Recently, I came to the realisation that I’d only seen ONE of Wes Anderson’s films – 1996’s Bottle Rocket, if you’re interested – and so I decided it was high time I watched one of his other, more acclaimed titles.
The Life Aquatic with Steve Zissou is a film that I’ve had in my watchlist for over a decade, and I honestly have no idea why I’d not yet seen it. Its exceptional cast alone should be enough to make it a must-see, but there’s something about Anderson’s trademarked weirdness that had always put me off.
Within ten minutes of the film’s start, I was appropriately ashamed of myself.

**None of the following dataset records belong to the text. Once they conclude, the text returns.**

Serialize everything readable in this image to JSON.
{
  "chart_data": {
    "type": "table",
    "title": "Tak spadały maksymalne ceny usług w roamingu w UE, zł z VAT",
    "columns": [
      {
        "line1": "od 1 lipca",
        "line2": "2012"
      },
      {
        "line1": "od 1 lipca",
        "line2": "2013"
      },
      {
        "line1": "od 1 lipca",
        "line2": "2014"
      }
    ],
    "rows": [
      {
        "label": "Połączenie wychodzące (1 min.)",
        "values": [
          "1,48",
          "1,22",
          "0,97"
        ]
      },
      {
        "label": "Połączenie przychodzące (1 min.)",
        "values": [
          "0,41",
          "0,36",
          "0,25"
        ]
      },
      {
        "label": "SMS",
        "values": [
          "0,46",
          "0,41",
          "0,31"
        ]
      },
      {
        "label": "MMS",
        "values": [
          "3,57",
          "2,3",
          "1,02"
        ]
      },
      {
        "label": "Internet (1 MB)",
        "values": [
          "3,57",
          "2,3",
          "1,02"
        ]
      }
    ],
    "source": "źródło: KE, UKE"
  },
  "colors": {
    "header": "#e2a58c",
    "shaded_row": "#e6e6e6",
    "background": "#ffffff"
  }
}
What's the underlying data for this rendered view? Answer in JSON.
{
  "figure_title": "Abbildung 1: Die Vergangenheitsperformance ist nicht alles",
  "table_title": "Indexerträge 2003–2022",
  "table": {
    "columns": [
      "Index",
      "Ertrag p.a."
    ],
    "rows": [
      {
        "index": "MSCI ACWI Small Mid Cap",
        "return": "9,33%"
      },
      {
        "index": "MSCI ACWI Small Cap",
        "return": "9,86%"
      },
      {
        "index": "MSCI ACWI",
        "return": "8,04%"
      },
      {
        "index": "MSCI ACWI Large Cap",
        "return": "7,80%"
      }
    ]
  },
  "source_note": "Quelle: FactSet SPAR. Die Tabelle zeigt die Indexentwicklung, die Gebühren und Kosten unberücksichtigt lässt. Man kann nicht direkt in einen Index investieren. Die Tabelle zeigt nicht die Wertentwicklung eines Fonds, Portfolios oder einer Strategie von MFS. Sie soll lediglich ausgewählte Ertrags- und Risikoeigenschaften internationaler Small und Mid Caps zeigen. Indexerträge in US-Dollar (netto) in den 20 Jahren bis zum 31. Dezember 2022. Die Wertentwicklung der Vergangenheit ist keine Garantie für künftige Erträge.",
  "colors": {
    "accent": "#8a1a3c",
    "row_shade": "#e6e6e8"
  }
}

Bill Murray plays the titular oceanographer as only Murray can; an utterly unique blend of deadpan humour, natural charisma and sporadic emotional outbursts bring the character to life in spectacular fashion. This over-the-top-ness resonates perfectly with Anderson’s colourful world filled to the brim as with man-eating sharks and casual criminality. In presentation, it’s warm and inviting, but there’s just a hint of darkness lurking beneath it all that really ties it all together. It’s also aged incredibly well, mostly thanks to its unique aesthetic and use of stop-motion as opposed to CGI.
The Life Aquatic‘s charm is that there is nothing else like it. It’s part love letter to the work of Jacques Cousteau, part comic examination of life at sea, all painted with ironic whimsy, and from the ground up it’s absolutely bonkers.
While that particular sort of otherness makes the end result inherently subjective, personally, I loved the film. It so perfectly captures its own insanity, and each member of its staggeringly talented cast bringing a different comic aspect to proceedings – Owen Wilson is naively childlike, Willem Dafoe is angrily jealous, Cate Blanchett is tragically unprepared for life… the list goes on – making for a joke so large and intangible that The Life Aquatic comes full circle into semi-seriousness again.
There wasn’t a moment of this film that I didn’t enjoy, and my only genuine criticism is that I know it clearly isn’t to everyone’s tastes.
Summary: An oddly soothing journey across (and under) the sea in a light-hearted tale of love, loss and revenge. It’s all brought to life in the most Wes Anderson way possible, and you’ll either love it or you’ll hate it – I loved it, though.